Numerical Framework for Predicting Fatigue Scatter in Additively Manufactured Parts

The layer-based deposition mechanism during electron beam powder bed fusion (PBF-EB) inevitably induces significant surface irregularities, which often act as stress concentrators under cyclic fatigue load, resulting in early fatigue failure and scattered lifetime. Reliable design of additively manufactured metallic lattice structures necessitates a comprehensive understanding of the fatigue behaviour of micro-sized structural parts, typically obtained through expensive and time-consuming full-scale fatigue testing. This study proposed a deep learning-based framework to predict defect-induced fatigue scatter in micro-sized as-built titanium parts produced with PBF-EB technique. The surface morphology synthesized by generative adversarial networks (GANs) was incorporated with finite element modelling to investigate defect-induced stress concentrations.
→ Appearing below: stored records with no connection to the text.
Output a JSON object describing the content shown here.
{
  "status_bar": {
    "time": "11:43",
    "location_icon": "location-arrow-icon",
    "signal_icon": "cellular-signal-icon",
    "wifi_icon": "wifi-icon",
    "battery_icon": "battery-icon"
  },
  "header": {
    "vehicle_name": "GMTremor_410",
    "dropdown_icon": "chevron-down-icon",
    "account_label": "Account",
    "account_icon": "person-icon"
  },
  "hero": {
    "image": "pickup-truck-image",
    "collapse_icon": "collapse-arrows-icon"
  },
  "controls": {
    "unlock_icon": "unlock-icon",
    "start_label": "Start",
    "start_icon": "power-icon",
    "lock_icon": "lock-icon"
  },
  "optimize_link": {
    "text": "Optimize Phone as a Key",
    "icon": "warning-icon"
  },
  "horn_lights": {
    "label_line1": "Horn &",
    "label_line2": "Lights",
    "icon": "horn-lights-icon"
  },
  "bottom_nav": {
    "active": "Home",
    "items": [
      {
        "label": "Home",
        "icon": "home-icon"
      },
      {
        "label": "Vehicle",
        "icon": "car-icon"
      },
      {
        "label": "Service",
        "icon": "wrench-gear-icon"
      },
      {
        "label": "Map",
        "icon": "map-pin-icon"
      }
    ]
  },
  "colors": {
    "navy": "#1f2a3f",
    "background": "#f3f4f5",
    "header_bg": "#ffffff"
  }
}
A fatigue damage model, based on continuum damage mechanics and theory of critical distances, was developed to predict fatigue lifetime. The synthesized morphology showed good agreement with experimental results in roughness evaluation. Using the proposed framework, the fatigue scatter was successfully reproduced, and a probabilistic lifetime design curve was developed accordingly to facilitate reliable and cost-effective fatigue design. The primary contributions of this study are the first-time application of a GAN architecture for synthesizing realistic morphology of micro-sized as-built PBF-EB Ti6Al4V parts with significant surface irregularities, and the investigation of defect-induced fatigue scatter using synthetic morphology and numerical methods. The results provide new insights into the effects of surface irregularity on stress concentration and scattering of lifetime in micro-sized as-built titanium parts.